The mystic James Taylor lyric that sparked The Beatles “best love song ever” in 1969

Swooning and sumptuous, ‘Something’ is without doubt one of the top five songs by The Beatles, and I’ll fight the man who says otherwise even if he has a perm. 

Purring with romance and sexiness, George Harrison’s unconventional anthem is the ultimate gift that a lover could ask for. It is oozing with a sense of ethereality, the unfurling verses could give goosebumps to a blade of grass, and then there’s that middle eight that could knock the socks off of Mahatma Gandhi.

Pattie Boyd was the benefactor of that loving gift, and it is perhaps indicative of the song’s pining clutch that it represents the dying embers of their relationship. As she writes in her memoir, “George wrote a song called ‘Something.’ He told me in a matter-of-fact way that he had written it for me.” 

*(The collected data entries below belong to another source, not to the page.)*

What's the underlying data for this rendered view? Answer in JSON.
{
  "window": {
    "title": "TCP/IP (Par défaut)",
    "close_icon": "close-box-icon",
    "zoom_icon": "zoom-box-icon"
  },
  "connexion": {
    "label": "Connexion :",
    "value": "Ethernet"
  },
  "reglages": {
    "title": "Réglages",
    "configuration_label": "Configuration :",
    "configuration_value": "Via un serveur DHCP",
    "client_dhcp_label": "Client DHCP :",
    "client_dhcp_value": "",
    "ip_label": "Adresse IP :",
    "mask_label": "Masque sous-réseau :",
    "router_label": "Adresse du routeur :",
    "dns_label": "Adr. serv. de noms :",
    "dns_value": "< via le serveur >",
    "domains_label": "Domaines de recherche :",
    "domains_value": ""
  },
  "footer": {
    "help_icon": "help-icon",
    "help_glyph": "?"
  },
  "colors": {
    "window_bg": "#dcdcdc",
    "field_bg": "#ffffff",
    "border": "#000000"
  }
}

While Boyd would eventually end up with Harrison’s pal, Eric Clapton, she recalled the sweetness of ‘Something’ being presented to her fondly. “I thought it was beautiful, and it turned out to be the most successful song he ever wrote, with more than 150 cover versions. George’s favourite version was the one by James Brown,” she wrote. “Mine was the one by George Harrison, which he played to me in our kitchen.”

Despite the sadness of what she writes afterwards, it is always important to remember the beauty of the prelude in a relationship and not the final chapter. The vignette of Boyd being serenaded by Harrison in the kitchen is certainly the romantic image that I cling to when I listen to the track, albeit she adds, “But, in fact, by then our relationship was in trouble.”

They had come together when they were essentially kids in the middle of a whirlwind, and it had eventually taken its toll. “Since a trip to the Maharishi Mahesh Yogi’s ashram in India in 1968, George had become obsessive about meditation,” she recalled.

“He was also sometimes withdrawn and depressed.”

Nevertheless, the track is a beauteous ode to love and devotion, and that notion seemed to seep into Harrison over time. He had been wrestling with songwriting for a while, and it took him a while to refine his thoughts. It may also have taken some very direct ‘inspiration’ to the point that some may claim it verges on problematic. 

You see, prior to the Quiet One writing the song, Harrison and Paul McCartney had been auditioning a young James Taylor for their Apple Records label. And his track ‘Something in the Way She Moves’ clearly had a sizeable subliminal influence on the guitarist. In fact, Taylor’s titular lyric became his chorus.

However, as far as Taylor was concerned, there was no issue with this direct influence. He told Guitar World in 2021, “I felt hugely flattered. I had played this song for George and Paul as my audition, and I think it had just sort of stuck in his mind. But he didn’t realise that.” This is even evidenced, to some degree, by the Let It Be documentary, where Harrison is still evidently toiling with the lyrics to his would-be track.

Taylor even added, “I think all music is reiteration. I think we just pick stuff up and use it again. I mean, there are just 12 notes.” And as it happens, in a circle of fate, even Taylor’s own track contains a line from the 1964 Beatles song ‘I Feel Fine’. As they say, great artists steal. Perhaps the best don’t even realise that they’re doing so.

As fate would have it, Apple Records signed a superstar in James Taylor, who would go on to sell more than 100 million records worldwide, and Harrison’s subliminally imbued ‘Something’ went on to be John Lennon’s favourite track from Abbey Road, and the anthem that Elton John would hail as “probably one of the best love songs ever, ever, ever written.” 

But above all, we are all the benefactors of the Quiet One, borrowing a line to kickstart his lilting gem that still moves the masses to this day. Frank Sinatra and Elvis Presley agreed that it was The Beatles’ best, Paul Simon called it a “masterpiece”, but above all, it may have even edged Harrison towards a successful solo career to boot.